Antrim Borough Council was the local authority of Antrim in Northern Ireland. It merged with Newtownabbey Borough Council on 1 April 2015 under local government reorganisation in Northern Ireland to become Antrim and Newtownabbey Borough Council.

==Members==

Map of the borough's DEAs from 1993 to 2014

Antrim Borough Council was sub-divided into three electoral areas: Antrim South-East, Antrim North-West and Antrim Town, from which 19 members were elected. In the last election to the former Council in February 2011, the following political parties were represented: 5 Democratic Unionist Party (DUP), 5 Ulster Unionist Party (UUP), 3 Sinn Féin, 3 Alliance Party, 2 Social Democratic and Labour Party and 1 Traditional Unionist Voice.
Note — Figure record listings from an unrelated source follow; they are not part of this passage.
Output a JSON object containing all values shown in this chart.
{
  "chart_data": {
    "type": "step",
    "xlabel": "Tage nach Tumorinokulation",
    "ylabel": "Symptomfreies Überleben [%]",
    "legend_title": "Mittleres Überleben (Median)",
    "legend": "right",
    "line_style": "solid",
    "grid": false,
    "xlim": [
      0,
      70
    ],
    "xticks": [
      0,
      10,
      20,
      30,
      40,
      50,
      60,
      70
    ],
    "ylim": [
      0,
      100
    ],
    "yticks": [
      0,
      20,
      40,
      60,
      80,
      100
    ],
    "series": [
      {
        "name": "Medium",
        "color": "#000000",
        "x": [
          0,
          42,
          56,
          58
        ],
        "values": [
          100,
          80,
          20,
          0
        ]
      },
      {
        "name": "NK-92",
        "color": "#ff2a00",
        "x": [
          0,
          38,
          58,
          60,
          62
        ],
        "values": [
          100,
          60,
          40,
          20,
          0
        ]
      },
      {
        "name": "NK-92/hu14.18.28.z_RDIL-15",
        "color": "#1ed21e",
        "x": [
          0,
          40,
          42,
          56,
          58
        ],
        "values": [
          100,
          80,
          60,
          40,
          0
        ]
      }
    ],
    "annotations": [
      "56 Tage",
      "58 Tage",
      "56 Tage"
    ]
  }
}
Elections were held every four years using the single transferable vote system.

==Mayor==
A mayor and deputy mayor were elected from among the councillors at the borough council's annual meeting in June. For the civic year 2012/2013 the Mayor of Antrim was Roy Thompson (DUP) and the Deputy Mayor was Roderick Swann (UUP).

==Population==
The area covered by Antrim Borough Council had a population of 53,428 residents according to the 2011 Northern Ireland census.